Two girls and two boys, Sheriff Austen’s adolescent cousins, were scrubbing, putting up drywall, and prepping for new paint. Four adult men—the same ones who’d replaced the glass in town—worked over the windows in the living room.
“I’ll walk you to the door.” Samantha, settled on the sofa, sat up and swung her legs off, then reached for her crutches.
“No, you stay there. You’ve done enough for two days. You should have gone back to the hospital for a day or two,” Lisbon said.
“They x-rayed it, and I’m fine. I just have to heal up.”
Lisbon nodded. She mock-punched Samantha’s shoulder. “You take care of yourself. I don’t want to have to come up here and pull your ass out of the fire again.”
Samantha laughed. “Yeah, right. Next time, it’ll be me pulling you out of a snow bank.” Her face turned serious. “Remember, you promised you’d let me teach you to ski.”
“I promise. Next winter, I’ll take a vacation. I could use some peace and quiet.”
“I’m going to hold you to that.”
They smiled at each other.
He turned his back to them. He walked over to the single unbroken window, watching their reflections in the glass. The hypnosis did what it was supposed to do. Give her a few weeks, and that guilt complex should be a thing of her past as well. At least some things came out of this better than they started.

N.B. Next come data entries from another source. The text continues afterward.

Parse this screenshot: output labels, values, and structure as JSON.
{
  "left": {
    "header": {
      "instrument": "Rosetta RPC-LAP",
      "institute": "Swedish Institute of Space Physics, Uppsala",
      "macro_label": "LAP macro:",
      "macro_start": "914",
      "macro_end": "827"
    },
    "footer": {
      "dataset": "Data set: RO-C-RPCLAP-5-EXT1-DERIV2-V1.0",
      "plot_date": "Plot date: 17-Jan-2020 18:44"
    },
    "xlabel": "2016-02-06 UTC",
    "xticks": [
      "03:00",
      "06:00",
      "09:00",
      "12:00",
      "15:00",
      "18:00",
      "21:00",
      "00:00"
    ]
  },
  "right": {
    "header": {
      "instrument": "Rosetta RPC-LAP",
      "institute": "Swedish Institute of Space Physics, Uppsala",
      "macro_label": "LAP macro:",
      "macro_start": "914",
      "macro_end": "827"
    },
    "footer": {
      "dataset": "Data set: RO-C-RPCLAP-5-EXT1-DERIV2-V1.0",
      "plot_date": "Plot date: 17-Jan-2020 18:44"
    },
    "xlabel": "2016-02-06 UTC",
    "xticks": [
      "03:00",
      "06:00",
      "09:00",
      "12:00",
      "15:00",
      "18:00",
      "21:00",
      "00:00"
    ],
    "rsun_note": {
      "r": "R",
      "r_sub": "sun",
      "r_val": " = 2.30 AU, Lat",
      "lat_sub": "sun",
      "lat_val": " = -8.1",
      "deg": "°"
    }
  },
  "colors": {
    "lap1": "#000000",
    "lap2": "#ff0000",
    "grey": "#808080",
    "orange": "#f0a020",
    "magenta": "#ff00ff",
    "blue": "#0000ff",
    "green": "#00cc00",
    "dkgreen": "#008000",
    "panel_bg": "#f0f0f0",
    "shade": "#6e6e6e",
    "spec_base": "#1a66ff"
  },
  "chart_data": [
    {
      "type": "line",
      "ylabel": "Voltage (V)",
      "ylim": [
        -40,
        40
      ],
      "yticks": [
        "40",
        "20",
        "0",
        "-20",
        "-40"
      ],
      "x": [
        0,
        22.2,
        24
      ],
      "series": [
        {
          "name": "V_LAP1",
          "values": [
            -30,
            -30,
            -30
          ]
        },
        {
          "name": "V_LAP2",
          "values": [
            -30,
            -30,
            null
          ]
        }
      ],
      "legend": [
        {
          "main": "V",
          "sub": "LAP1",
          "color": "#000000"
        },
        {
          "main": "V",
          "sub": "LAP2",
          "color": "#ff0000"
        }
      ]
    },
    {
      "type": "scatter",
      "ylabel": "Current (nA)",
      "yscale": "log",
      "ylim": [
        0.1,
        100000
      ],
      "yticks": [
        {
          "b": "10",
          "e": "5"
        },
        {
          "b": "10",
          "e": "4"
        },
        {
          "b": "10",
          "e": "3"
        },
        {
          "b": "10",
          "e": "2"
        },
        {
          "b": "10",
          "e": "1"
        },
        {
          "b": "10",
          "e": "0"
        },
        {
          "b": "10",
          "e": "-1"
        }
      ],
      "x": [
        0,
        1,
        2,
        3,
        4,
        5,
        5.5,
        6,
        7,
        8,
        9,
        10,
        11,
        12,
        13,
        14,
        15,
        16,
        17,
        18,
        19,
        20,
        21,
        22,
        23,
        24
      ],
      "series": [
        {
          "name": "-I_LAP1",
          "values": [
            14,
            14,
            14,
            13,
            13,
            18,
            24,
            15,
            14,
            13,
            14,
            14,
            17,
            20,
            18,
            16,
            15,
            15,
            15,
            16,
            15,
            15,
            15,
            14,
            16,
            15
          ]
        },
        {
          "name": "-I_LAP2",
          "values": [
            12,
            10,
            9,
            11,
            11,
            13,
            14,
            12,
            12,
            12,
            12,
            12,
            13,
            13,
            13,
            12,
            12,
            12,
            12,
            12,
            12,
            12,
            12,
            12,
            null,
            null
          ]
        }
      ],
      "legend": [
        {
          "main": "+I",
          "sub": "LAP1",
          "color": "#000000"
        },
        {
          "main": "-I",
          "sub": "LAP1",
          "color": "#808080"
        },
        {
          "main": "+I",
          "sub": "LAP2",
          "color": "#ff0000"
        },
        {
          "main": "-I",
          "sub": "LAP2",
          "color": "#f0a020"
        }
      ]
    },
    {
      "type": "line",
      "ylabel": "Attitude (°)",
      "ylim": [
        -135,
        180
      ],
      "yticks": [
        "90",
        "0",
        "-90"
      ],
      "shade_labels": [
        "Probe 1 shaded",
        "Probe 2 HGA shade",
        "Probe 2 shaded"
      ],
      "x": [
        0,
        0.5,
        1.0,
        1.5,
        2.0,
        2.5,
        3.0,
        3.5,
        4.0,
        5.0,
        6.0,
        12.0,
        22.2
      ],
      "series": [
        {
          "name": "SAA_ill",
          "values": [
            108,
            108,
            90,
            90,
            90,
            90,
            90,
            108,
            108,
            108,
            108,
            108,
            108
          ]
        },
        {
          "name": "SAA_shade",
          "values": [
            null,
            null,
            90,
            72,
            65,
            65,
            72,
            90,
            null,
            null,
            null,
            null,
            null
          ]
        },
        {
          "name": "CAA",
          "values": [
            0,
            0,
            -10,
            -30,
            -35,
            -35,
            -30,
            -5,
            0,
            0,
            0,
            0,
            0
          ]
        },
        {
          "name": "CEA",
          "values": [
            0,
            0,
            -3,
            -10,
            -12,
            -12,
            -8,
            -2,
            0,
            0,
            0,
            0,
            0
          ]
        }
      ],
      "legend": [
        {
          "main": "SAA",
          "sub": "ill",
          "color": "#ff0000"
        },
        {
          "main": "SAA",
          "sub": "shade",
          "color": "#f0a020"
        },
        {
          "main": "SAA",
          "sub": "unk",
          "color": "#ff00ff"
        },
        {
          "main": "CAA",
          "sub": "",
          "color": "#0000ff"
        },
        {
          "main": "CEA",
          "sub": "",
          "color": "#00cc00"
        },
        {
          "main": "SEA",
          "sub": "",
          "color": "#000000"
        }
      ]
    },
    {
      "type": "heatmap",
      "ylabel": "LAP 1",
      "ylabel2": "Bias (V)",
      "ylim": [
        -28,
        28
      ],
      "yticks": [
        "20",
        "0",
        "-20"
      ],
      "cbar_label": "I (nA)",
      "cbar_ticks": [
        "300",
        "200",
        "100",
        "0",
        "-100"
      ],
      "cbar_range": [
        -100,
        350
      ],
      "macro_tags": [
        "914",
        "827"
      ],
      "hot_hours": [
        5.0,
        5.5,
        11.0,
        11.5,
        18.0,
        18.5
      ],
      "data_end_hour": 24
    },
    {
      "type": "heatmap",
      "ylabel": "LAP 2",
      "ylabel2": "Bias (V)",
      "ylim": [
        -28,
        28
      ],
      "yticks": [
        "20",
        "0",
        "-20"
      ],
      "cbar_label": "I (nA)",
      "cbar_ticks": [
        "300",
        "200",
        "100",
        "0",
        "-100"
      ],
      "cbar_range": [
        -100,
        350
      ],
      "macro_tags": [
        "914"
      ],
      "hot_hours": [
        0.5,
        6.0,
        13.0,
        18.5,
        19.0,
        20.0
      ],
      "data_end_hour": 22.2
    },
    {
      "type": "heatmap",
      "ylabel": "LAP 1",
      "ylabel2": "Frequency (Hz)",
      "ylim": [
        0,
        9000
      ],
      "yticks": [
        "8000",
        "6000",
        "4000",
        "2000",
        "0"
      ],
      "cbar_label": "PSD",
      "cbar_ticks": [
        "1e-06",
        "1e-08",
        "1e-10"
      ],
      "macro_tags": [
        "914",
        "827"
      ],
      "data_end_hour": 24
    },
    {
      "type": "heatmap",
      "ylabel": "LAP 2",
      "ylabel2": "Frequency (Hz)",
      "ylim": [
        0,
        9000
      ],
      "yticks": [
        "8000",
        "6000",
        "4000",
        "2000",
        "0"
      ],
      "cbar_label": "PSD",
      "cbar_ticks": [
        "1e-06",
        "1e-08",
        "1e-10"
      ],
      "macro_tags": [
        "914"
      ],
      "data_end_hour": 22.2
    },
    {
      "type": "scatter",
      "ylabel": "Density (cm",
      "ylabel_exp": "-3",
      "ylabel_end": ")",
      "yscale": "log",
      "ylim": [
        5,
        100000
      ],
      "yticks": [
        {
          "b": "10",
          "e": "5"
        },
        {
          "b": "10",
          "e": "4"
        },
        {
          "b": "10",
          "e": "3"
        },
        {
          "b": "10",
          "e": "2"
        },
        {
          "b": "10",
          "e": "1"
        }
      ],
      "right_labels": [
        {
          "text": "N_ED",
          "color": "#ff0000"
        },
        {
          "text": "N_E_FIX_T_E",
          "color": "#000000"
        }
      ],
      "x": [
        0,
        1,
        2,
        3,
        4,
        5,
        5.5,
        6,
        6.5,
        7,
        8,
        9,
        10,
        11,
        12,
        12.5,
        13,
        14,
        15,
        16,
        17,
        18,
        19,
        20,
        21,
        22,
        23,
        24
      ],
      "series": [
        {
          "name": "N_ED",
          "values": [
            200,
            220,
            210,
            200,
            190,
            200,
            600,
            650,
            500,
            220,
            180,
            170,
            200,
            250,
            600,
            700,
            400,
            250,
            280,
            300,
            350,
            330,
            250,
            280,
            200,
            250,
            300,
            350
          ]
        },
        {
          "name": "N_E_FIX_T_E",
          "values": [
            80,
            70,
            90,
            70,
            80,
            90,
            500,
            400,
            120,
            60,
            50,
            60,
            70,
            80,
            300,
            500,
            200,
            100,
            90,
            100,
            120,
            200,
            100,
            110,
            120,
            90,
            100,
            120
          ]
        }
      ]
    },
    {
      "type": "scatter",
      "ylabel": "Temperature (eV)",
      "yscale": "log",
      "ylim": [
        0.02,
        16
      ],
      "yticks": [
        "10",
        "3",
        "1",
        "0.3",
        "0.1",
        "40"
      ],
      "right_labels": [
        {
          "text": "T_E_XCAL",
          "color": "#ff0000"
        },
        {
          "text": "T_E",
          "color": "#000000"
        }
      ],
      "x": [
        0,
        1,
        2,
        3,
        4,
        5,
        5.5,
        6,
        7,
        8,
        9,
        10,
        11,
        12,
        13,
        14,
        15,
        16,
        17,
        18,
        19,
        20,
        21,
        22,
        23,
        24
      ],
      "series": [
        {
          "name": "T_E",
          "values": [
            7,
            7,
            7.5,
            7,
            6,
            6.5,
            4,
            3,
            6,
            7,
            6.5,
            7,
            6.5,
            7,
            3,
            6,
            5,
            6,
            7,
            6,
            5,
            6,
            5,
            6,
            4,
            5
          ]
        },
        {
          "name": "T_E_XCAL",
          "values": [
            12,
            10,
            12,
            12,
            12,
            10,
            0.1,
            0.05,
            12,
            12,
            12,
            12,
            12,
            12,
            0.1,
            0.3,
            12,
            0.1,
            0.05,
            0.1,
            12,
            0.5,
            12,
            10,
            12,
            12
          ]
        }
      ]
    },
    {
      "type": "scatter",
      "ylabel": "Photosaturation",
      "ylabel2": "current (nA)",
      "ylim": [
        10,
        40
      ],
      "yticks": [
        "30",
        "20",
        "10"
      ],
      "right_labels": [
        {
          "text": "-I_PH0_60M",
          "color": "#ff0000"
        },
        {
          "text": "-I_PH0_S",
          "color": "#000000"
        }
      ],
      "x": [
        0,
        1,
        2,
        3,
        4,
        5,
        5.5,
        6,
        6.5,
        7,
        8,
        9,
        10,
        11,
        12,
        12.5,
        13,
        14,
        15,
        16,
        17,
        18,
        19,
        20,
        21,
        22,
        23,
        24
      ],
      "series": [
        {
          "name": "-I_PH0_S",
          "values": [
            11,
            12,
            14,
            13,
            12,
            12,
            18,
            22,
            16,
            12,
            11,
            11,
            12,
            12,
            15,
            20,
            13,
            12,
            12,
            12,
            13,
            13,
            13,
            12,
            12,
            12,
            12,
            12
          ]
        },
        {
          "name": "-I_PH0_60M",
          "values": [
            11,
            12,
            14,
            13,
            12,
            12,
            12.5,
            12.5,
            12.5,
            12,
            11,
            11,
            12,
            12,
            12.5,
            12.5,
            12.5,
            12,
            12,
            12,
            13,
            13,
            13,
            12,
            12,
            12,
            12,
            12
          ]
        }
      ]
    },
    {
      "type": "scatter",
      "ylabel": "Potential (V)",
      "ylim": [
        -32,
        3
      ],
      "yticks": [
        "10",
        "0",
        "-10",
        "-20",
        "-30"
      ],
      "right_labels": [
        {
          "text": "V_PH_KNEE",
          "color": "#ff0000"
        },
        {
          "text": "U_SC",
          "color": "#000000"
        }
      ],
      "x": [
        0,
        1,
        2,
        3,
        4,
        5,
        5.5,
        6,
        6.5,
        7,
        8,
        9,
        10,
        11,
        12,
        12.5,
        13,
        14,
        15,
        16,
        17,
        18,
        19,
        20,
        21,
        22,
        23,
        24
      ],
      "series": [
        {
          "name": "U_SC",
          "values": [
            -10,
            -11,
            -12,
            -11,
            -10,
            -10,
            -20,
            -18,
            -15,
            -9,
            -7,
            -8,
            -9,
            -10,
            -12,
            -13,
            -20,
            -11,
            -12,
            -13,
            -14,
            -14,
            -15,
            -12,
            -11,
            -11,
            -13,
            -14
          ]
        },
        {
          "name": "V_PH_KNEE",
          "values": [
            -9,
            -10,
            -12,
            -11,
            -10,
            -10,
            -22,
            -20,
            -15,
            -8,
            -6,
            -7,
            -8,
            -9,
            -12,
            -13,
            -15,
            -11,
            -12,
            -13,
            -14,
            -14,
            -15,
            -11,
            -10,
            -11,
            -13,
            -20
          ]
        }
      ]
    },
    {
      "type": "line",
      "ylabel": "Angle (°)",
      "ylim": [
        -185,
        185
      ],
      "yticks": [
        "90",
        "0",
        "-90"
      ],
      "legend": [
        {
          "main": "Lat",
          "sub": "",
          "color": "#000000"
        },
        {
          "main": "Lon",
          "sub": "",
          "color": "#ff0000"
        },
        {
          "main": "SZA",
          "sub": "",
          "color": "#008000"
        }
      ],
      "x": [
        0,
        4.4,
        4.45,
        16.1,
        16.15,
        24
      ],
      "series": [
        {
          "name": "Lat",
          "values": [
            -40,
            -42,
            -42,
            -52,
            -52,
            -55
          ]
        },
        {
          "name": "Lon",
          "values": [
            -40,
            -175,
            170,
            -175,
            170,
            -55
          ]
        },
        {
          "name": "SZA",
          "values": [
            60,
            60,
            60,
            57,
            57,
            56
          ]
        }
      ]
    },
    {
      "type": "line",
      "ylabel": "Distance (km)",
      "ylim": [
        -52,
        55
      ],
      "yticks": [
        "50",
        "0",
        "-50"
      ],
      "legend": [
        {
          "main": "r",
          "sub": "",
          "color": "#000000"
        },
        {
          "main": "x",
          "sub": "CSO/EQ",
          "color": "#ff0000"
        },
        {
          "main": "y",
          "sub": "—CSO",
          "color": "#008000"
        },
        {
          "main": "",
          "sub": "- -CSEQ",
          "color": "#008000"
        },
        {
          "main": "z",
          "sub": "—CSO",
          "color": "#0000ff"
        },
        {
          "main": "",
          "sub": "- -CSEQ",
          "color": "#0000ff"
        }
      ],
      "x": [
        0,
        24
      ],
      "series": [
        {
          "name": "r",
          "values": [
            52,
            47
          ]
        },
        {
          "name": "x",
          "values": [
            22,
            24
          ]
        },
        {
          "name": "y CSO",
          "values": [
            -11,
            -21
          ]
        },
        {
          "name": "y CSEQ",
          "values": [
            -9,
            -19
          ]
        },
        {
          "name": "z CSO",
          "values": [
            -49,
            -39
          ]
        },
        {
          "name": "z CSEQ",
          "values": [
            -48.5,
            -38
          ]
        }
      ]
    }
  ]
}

Samantha started to reach out at the same moment that Lisbon did. They both paused. Then Lisbon stooped and hugged her. After a second, Samantha’s arms wrapped around Lisbon’s shoulders.
“I’ll see you.” Lisbon swung around. At the archway, she paused; from his angle, he saw her drag her hand across her eyes. “Say good-bye and let’s go, Jane. Minelli’s going to be blowing steam when we walk into the office tomorrow.” She walked down the hall. The front door shut behind her.
“Yes, ma’am.” And I still have sleeping pills in the house. I should be able to get some sleep before tomorrow. Patrick stopped to smile down at Samantha. “Well—”
She inhaled. “Patrick. Wait.”
Her expression stopped him. He cocked his head, dissecting her nervousness, her embarrassment, and her determination.
She dug her teeth into her lower lip again, then said, “Kick told me an old Navajo proverb once.”
“What’s that?”
“Coyote is always out there waiting, and Coyote is always hungry.” She frowned at him. “You think about what I said. Take care of yourself.”
He looked away from her, at the men replacing the shattered windows. So easy, to replace things. Outside, Lisbon beeped the Suburban’s horn twice. He stopped at the archway, then turned back to her. “I will. Thank you, Samantha.”
[1] Soren Kierkegaard, “The Concluding Unscientific Postscript to The Philosophical Fragments.”